Feminists, other radical activists, my friends. That’s everyone I know. They’ve taught me and helped me to see that race, class, gender, sexuality, etc., are lived experiences, and that I’m not crazy or imagining things. Shit is actually fucked up. Also, to listen to myself, and to take risks. 

10. What TV shows, movies, music, or books have been particularly formative or important in your life?

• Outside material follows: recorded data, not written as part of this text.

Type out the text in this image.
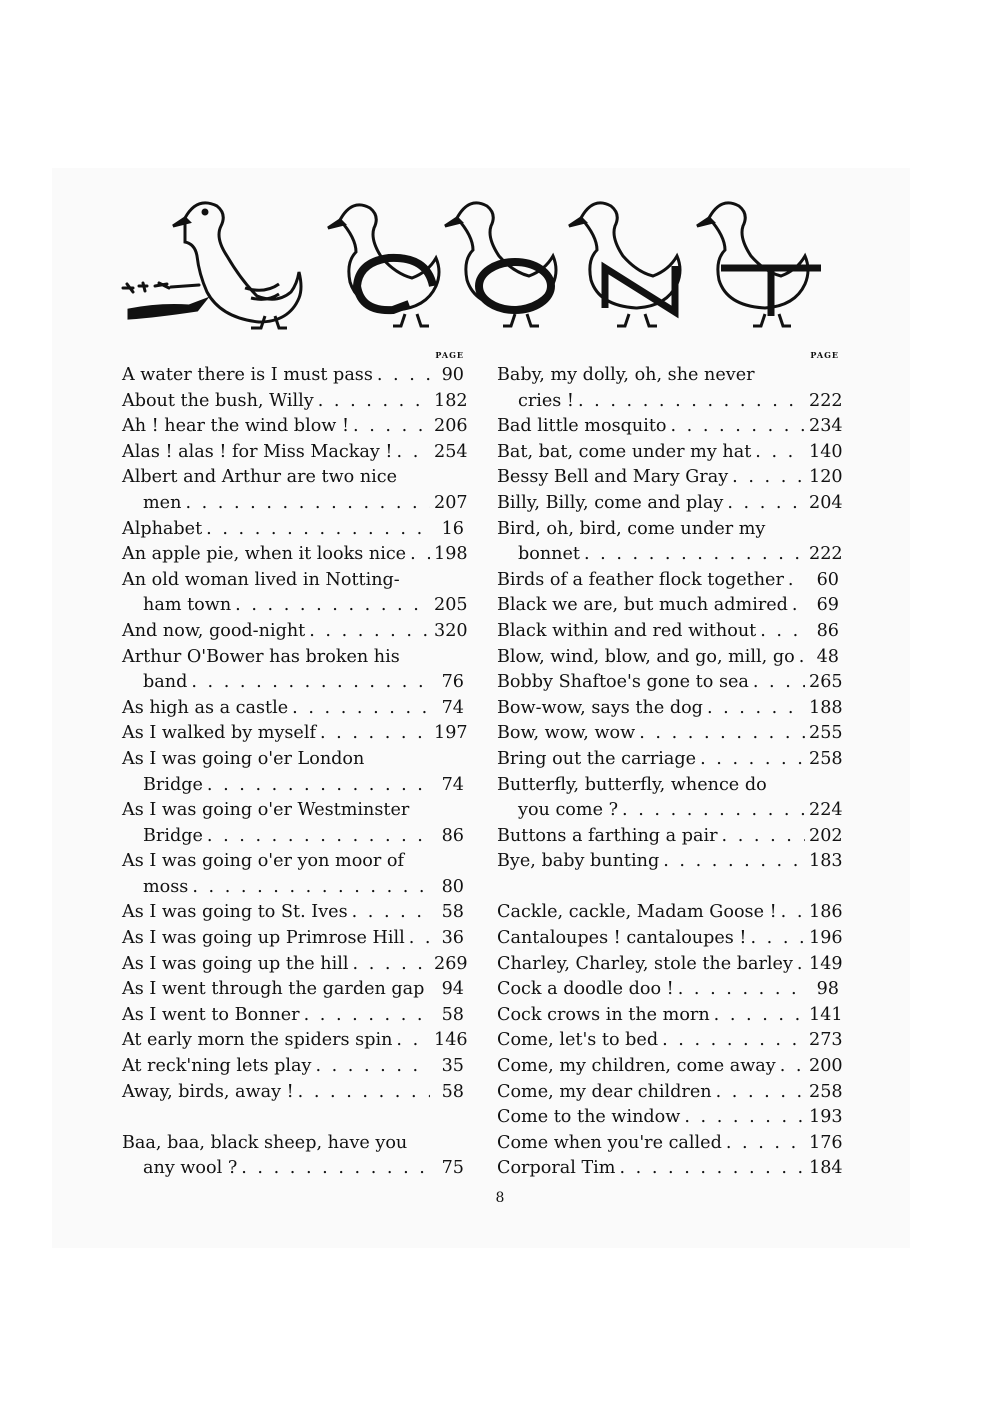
PAGE
A water there is I must pass . . .	90
About the bush, Willy . . .	182
Ah ! hear the wind blow ! . . .	206
Alas ! alas ! for Miss Mackay ! . . . 254
Albert and Arthur are two nice
men . . .	207
Alphabet . . .	16
An apple pie, when it looks nice . . . 198
An old woman lived in Notting-
ham town . . .	205
And now, good-night . . .	320
Arthur O'Bower has broken his
band . . .	76
As high as a castle . . .	74
As I walked by myself . . .	197
As I was going o'er London
Bridge . . .	74
As I was going o'er Westminster
Bridge . . .	86
As I was going o'er yon moor of
moss . . .	80
As I was going to St. Ives . . .	58
As I was going up Primrose Hill . . .	36
As I was going up the hill . . .	269
As I went through the garden gap . . . 94
As I went to Bonner . . .	58
At early morn the spiders spin . . . 146
At reck'ning lets play . . .	35
Away, birds, away ! . . .	58
Baa, baa, black sheep, have you
any wool ? . . .	75
PAGE
Baby, my dolly, oh, she never
cries ! . . .	222
Bad little mosquito . . .	234
Bat, bat, come under my hat . . .	140
Bessy Bell and Mary Gray . . .	120
Billy, Billy, come and play . . .	204
Bird, oh, bird, come under my
bonnet . . .	222
Birds of a feather flock together . . .	60
Black we are, but much admired . . .	69
Black within and red without . . .	86
Blow, wind, blow, and go, mill, go . . .	48
Bobby Shaftoe's gone to sea . . .	265
Bow-wow, says the dog . . .	188
Bow, wow, wow . . .	255
Bring out the carriage . . .	258
Butterfly, butterfly, whence do
you come ? . . .	224
Buttons a farthing a pair . . .	202
Bye, baby bunting . . .	183
Cackle, cackle, Madam Goose ! . . . 186
Cantaloupes ! cantaloupes ! . . .	196
Charley, Charley, stole the barley . . . 149
Cock a doodle doo ! . . .	98
Cock crows in the morn . . .	141
Come, let's to bed . . .	273
Come, my children, come away . . . 200
Come, my dear children . . .	258
Come to the window . . .	193
Come when you're called . . .	176
Corporal Tim . . .	184
8
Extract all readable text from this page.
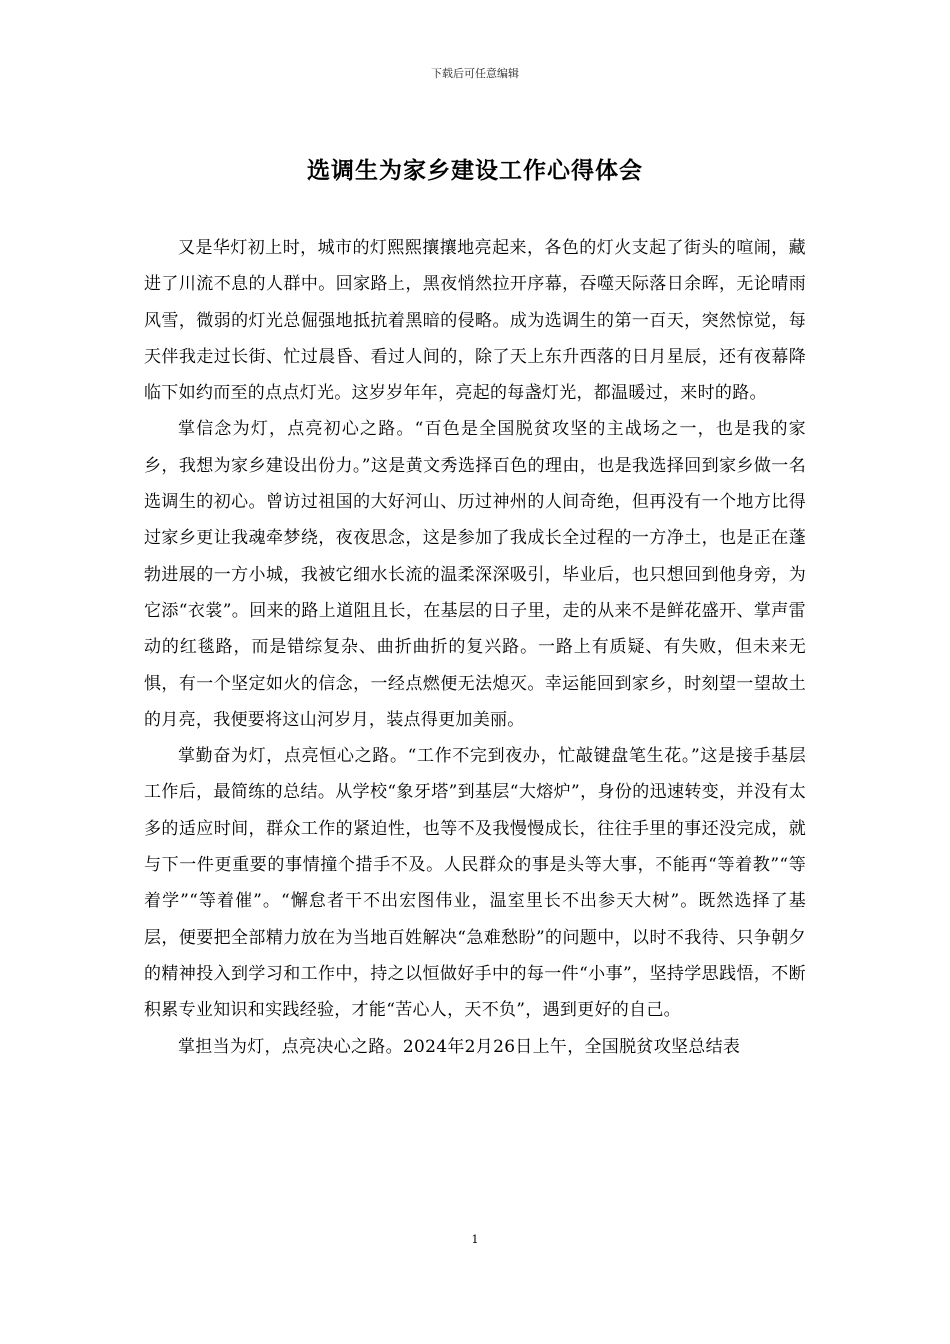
下载后可任意编辑
选调生为家乡建设工作心得体会

又是华灯初上时，城市的灯熙熙攘攘地亮起来，各色的灯火支起了街头的喧闹，藏进了川流不息的人群中。回家路上，黑夜悄然拉开序幕，吞噬天际落日余晖，无论晴雨风雪，微弱的灯光总倔强地抵抗着黑暗的侵略。成为选调生的第一百天，突然惊觉，每天伴我走过长街、忙过晨昏、看过人间的，除了天上东升西落的日月星辰，还有夜幕降临下如约而至的点点灯光。这岁岁年年，亮起的每盏灯光，都温暖过，来时的路。

掌信念为灯，点亮初心之路。“百色是全国脱贫攻坚的主战场之一，也是我的家乡，我想为家乡建设出份力。”这是黄文秀选择百色的理由，也是我选择回到家乡做一名选调生的初心。曾访过祖国的大好河山、历过神州的人间奇绝，但再没有一个地方比得过家乡更让我魂牵梦绕，夜夜思念，这是参加了我成长全过程的一方净土，也是正在蓬勃进展的一方小城，我被它细水长流的温柔深深吸引，毕业后，也只想回到他身旁，为它添“衣裳”。回来的路上道阻且长，在基层的日子里，走的从来不是鲜花盛开、掌声雷动的红毯路，而是错综复杂、曲折曲折的复兴路。一路上有质疑、有失败，但未来无惧，有一个坚定如火的信念，一经点燃便无法熄灭。幸运能回到家乡，时刻望一望故土的月亮，我便要将这山河岁月，装点得更加美丽。

掌勤奋为灯，点亮恒心之路。“工作不完到夜办，忙敲键盘笔生花。”这是接手基层工作后，最简练的总结。从学校“象牙塔”到基层“大熔炉”，身份的迅速转变，并没有太多的适应时间，群众工作的紧迫性，也等不及我慢慢成长，往往手里的事还没完成，就与下一件更重要的事情撞个措手不及。人民群众的事是头等大事，不能再“等着教”“等着学”“等着催”。“懈怠者干不出宏图伟业，温室里长不出参天大树”。既然选择了基层，便要把全部精力放在为当地百姓解决“急难愁盼”的问题中，以时不我待、只争朝夕的精神投入到学习和工作中，持之以恒做好手中的每一件“小事”，坚持学思践悟，不断积累专业知识和实践经验，才能“苦心人，天不负”，遇到更好的自己。

掌担当为灯，点亮决心之路。2024年2月26日上午，全国脱贫攻坚总结表

1
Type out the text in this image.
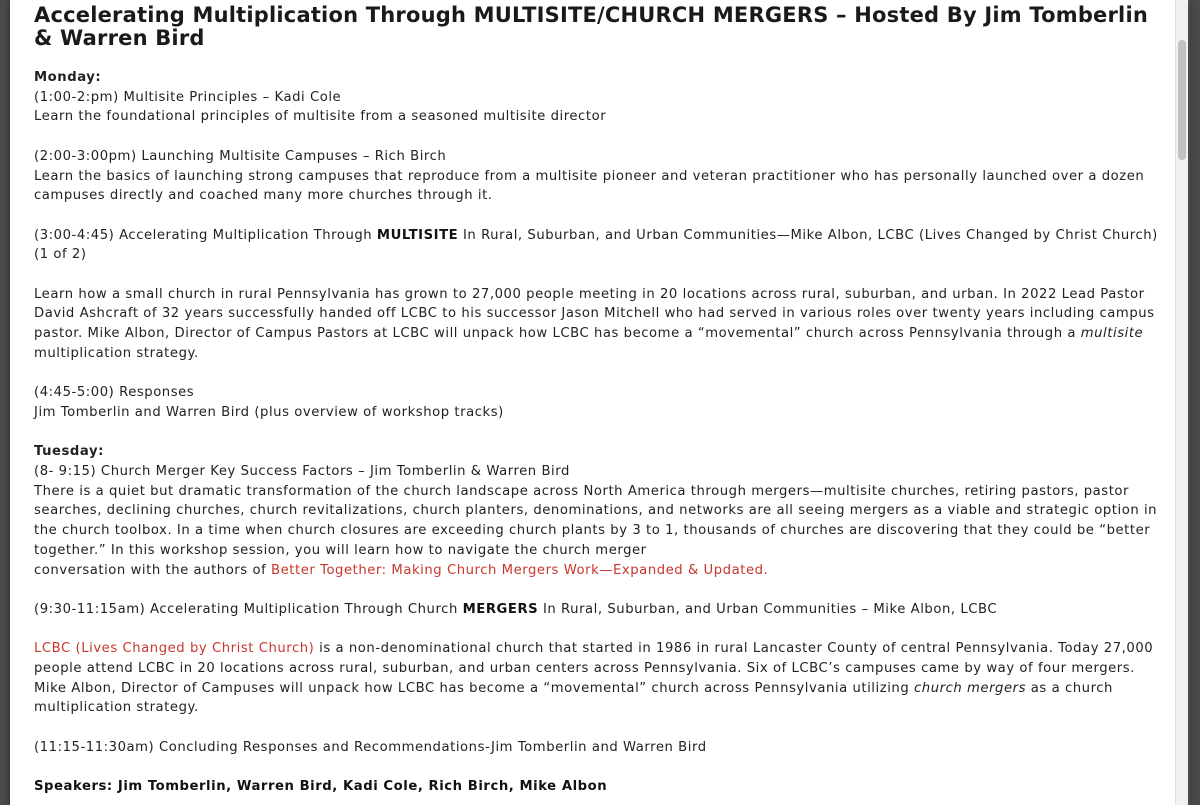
Accelerating Multiplication Through MULTISITE/CHURCH MERGERS – Hosted By Jim Tomberlin & Warren Bird

Monday:

(1:00-2:pm) Multisite Principles – Kadi Cole

Learn the foundational principles of multisite from a seasoned multisite director

(2:00-3:00pm) Launching Multisite Campuses – Rich Birch

Learn the basics of launching strong campuses that reproduce from a multisite pioneer and veteran practitioner who has personally launched over a dozen campuses directly and coached many more churches through it.

(3:00-4:45) Accelerating Multiplication Through MULTISITE In Rural, Suburban, and Urban Communities—Mike Albon, LCBC (Lives Changed by Christ Church) (1 of 2)

Learn how a small church in rural Pennsylvania has grown to 27,000 people meeting in 20 locations across rural, suburban, and urban. In 2022 Lead Pastor David Ashcraft of 32 years successfully handed off LCBC to his successor Jason Mitchell who had served in various roles over twenty years including campus pastor. Mike Albon, Director of Campus Pastors at LCBC will unpack how LCBC has become a “movemental” church across Pennsylvania through a multisite multiplication strategy.

(4:45-5:00) Responses

Jim Tomberlin and Warren Bird (plus overview of workshop tracks)

Tuesday:

(8- 9:15) Church Merger Key Success Factors – Jim Tomberlin & Warren Bird

There is a quiet but dramatic transformation of the church landscape across North America through mergers—multisite churches, retiring pastors, pastor searches, declining churches, church revitalizations, church planters, denominations, and networks are all seeing mergers as a viable and strategic option in the church toolbox. In a time when church closures are exceeding church plants by 3 to 1, thousands of churches are discovering that they could be “better together.” In this workshop session, you will learn how to navigate the church merger

conversation with the authors of Better Together: Making Church Mergers Work—Expanded & Updated.

(9:30-11:15am) Accelerating Multiplication Through Church MERGERS In Rural, Suburban, and Urban Communities – Mike Albon, LCBC

LCBC (Lives Changed by Christ Church) is a non-denominational church that started in 1986 in rural Lancaster County of central Pennsylvania. Today 27,000 people attend LCBC in 20 locations across rural, suburban, and urban centers across Pennsylvania. Six of LCBC’s campuses came by way of four mergers. Mike Albon, Director of Campuses will unpack how LCBC has become a “movemental” church across Pennsylvania utilizing church mergers as a church multiplication strategy.

(11:15-11:30am) Concluding Responses and Recommendations-Jim Tomberlin and Warren Bird

Speakers: Jim Tomberlin, Warren Bird, Kadi Cole, Rich Birch, Mike Albon
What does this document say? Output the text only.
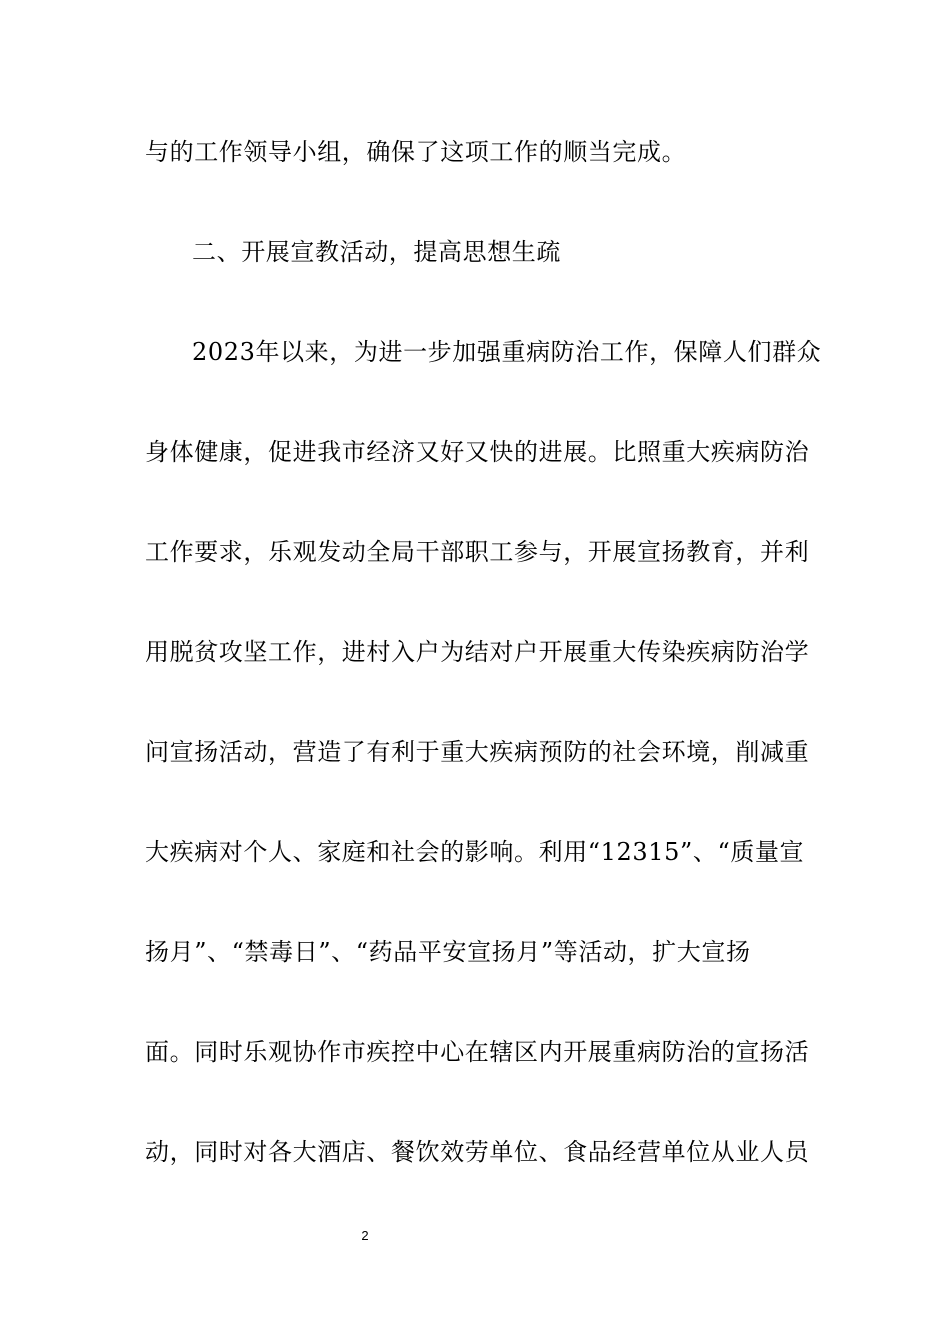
与的工作领导小组，确保了这项工作的顺当完成。
二、开展宣教活动，提高思想生疏
2023年以来，为进一步加强重病防治工作，保障人们群众
身体健康，促进我市经济又好又快的进展。比照重大疾病防治
工作要求，乐观发动全局干部职工参与，开展宣扬教育，并利
用脱贫攻坚工作，进村入户为结对户开展重大传染疾病防治学
问宣扬活动，营造了有利于重大疾病预防的社会环境，削减重
大疾病对个人、家庭和社会的影响。利用“12315”、“质量宣
扬月”、“禁毒日”、“药品平安宣扬月”等活动，扩大宣扬
面。同时乐观协作市疾控中心在辖区内开展重病防治的宣扬活
动，同时对各大酒店、餐饮效劳单位、食品经营单位从业人员
2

I am really good at getting obsessed with things, so when I love a book, I have to go find everything that author has ever written, said, breathed on. Recently, those authors have included Jamie Attenberg, Jonathan Ames, Aimee Bender, Nathan Englander, Aryn Kyle, Pearl Abraham, and Shalom Auslander. Music is also so much a part of my life, especially since I figured out that I could like whatever I wanted. Examples of folks for whom my love is consuming and boundless: Nerissa and Katryna Nields, Girlyman, The Mountain Goats, the Decemberists, We’re About 9, Dar Williams, Richard Shindell, Death Cab for Cutie, Indigo Girls, and the Weepies. And The Magnetic Fields. And the Staves. And the Shins. 

11. Are there any stories not told in media that you’d like to see represented?

Women being unapologetic. Women who don’t want to get married, or don’t want to have children, or both, and aren’t afraid to speak about that. People who aren’t white, straight, rich, and thin. So, most people. 

12. How often do you think about gender roles and whether your life matches what others might expect from your gender? 

I think about gender every day. Other than my outward presentation, which is pretty femme, I don’t think I fall in line, generally, with what people expect from women, particularly in terms of not wanting to get married or have children (Yes, ever. Yes, I’m sure.).

13. What wisdom have you gained in life that you think other people would benefit from knowing? 

There was a sign in the first issue of Tidal, Occupy Wall Street’s journal of theory, being held up by a woman in a group full of people, and for some reason, it makes me cry. It says, ‘This too will pass.’ (I know, she didn’t make up the expression.) It’s the relentlessness of that belief, I think, and the idea of building solidarity around it, and fighting so hard in so many ways that are imaginative and risky and scary, for it. 

Also, when I let my brain get very quiet and loose, the thoughts that come into it tend to be the best ones to listen to and hear.